Two images taken of Comet 67P/Churyumov–Gerasimenko by Klim Churyumov on 21 September 1969.

Just in case you were becoming blasé about the significance of European Space Agency's historic Rosetta mission, it's worth looking back to how Comet 67P/Churyumov–Gerasimenko was first discovered 45 years ago.

Back in 1969, long before digital imaging, scientists had to rely on cumbersome techniques to image astronomical objects. It was a painstaking process of making lengthy exposures of the same part of the sky on glass plates that were coated with a light-sensitive emulsion.

Glass-backed plates were used instead of film as they were less likely to shrink or deform.

It was only by comparing successive plates that astronomers could find moving objects.

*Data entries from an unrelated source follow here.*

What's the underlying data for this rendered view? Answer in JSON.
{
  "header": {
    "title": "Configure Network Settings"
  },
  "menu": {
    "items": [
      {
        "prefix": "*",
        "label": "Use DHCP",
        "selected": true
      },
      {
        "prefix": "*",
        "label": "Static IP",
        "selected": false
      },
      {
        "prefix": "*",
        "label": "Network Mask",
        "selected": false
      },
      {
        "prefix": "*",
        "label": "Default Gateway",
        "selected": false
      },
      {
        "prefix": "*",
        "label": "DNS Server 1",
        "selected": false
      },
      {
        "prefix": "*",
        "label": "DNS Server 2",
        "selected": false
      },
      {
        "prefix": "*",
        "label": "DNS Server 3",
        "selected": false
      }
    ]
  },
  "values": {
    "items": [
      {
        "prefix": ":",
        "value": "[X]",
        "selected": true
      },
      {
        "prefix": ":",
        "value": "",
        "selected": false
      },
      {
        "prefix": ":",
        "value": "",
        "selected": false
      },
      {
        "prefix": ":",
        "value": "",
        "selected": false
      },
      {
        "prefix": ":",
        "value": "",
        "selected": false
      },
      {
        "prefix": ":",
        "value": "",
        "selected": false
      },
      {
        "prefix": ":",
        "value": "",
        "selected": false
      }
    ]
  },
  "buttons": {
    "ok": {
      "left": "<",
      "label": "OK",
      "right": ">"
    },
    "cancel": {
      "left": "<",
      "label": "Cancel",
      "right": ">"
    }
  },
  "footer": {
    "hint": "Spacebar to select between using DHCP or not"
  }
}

Astronomer Klim Churyumov and Svetlana Gerasimenko, one of his researchers, were on a comet-hunting expedition at Alma-Ata Observatory, Kazakhstan, when they they discovered 67P, first catching sight of it as it appears in the image above.

While now, with the Philae landing tethered to the comet's surface, we can see individual rocks on the surface in sharp relief, then it looked like no more than a piece of dandruff on a dinner jacket.

The two images, taken by Churyumov on 21 September 1969 with a wide-angle Schmidt telescope, were exposed a short time apart. It shows 67P as a fuzzy object shifting position slightly.